The Batavier Line (Dutch: Batavier Lijn) was a packet service between Rotterdam and London from 1830 until the 1960s. The line was established by the Nederlandsche Stoomboot Maatschappij (known as NSM and in English as Netherlands Steamship Company).
Having attempted unsuccessfully to establish services between Rotterdam–Hamburg and Antwerp–London, the company turned its attention to Rotterdam–London and became the first regular foreign-owned company to set up such a service into London Port.
The original boat on the service was the wooden paddle steamer De Batavier (built 1829). She was replaced by an iron-hulled paddle steamer named Batavier in 1855, and this ship was replaced by another iron-hulled steamer Batavier in 1872.
In 1895, NSM sold the company to Wm. H. Müller and Co. and a condition of sale was that the Batavier name would be maintained as the company name and the naming scheme for its ships.

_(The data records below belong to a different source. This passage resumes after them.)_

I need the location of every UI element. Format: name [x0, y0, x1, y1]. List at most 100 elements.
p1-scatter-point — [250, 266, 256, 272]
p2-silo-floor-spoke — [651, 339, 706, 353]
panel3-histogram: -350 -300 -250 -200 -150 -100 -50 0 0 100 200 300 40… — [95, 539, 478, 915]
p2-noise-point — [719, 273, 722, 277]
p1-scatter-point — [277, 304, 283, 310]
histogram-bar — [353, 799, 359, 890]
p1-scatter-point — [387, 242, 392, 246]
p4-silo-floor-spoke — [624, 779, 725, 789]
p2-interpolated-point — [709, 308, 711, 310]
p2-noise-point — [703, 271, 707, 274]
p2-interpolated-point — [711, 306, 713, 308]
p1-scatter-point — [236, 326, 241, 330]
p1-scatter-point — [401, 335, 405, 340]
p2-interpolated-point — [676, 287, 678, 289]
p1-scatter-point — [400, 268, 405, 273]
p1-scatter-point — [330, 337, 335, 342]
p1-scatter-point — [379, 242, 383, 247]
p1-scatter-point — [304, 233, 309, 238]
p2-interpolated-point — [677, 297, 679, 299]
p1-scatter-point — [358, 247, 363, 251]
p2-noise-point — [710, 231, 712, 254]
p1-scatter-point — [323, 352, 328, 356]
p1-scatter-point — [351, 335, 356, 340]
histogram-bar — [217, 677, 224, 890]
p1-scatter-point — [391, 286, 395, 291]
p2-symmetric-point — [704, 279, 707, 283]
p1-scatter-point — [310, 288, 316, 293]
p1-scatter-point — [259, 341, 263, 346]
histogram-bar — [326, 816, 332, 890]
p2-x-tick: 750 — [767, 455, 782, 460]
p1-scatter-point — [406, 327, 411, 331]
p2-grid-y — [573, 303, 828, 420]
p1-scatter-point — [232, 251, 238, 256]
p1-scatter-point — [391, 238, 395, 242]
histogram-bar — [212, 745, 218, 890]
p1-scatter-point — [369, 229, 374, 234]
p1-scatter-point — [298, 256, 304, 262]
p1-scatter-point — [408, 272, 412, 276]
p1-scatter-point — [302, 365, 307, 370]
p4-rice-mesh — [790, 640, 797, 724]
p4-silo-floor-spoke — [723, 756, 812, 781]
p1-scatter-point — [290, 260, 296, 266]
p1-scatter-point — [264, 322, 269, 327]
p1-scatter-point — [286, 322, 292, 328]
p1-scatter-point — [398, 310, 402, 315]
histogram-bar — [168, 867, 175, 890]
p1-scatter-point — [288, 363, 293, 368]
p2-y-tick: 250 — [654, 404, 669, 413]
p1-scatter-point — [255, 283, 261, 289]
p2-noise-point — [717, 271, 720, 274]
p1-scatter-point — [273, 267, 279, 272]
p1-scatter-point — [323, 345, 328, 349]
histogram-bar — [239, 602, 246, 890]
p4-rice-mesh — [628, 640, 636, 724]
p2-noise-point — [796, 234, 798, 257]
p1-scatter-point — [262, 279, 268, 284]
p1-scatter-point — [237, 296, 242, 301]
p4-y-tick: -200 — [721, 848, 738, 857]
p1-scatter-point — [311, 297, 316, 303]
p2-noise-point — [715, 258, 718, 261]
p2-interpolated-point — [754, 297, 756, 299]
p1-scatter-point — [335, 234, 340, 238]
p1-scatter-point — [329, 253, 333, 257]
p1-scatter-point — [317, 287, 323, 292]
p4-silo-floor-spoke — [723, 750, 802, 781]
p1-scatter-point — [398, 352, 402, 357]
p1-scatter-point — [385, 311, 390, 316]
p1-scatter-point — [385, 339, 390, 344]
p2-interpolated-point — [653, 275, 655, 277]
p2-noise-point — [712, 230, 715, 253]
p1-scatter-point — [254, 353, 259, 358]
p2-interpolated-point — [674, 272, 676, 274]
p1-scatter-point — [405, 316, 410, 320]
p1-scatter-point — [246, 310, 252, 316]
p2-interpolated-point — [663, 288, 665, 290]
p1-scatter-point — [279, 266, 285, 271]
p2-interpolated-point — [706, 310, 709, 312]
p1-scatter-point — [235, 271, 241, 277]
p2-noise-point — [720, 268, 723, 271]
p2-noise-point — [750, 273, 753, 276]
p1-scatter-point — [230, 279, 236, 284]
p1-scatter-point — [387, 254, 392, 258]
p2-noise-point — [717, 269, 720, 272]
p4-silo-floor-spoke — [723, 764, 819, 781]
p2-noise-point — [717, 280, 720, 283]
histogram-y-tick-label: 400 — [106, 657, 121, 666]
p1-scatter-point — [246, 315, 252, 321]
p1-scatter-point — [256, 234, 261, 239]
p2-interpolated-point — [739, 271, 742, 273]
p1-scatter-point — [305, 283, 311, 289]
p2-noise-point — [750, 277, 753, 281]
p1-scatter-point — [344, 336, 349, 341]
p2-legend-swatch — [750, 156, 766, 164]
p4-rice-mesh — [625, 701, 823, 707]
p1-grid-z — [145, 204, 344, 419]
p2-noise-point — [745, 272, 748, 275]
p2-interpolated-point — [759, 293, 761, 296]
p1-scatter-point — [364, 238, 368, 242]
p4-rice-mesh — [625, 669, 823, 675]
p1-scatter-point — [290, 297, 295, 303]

Müller ordered two new steel-hulled steamers from Gourlay Brothers of Dundee in 1897, Batavier II and Batavier III. When this pair joined the fleet, the prior Batavier was renamed Batavier I. In Rotterdam, the ships docked at the Willemsplein; in London, the ships originally docked near London Bridge, but in 1899 switched to the Customs House and Wool Quays near the Tower Bridge. Also beginning in 1899, the Batavier Line service between Rotterdam and London was offered daily except Sundays. In 1902 a further pair of ship was ordered from Gourlay, Batavier IV and Batavier V, and when Batavier VI was added in 1903, Batavier I was taken out of service. In 1909 Batavier II and Batavier III were rebuilt to a size more closely aligned with the later ships.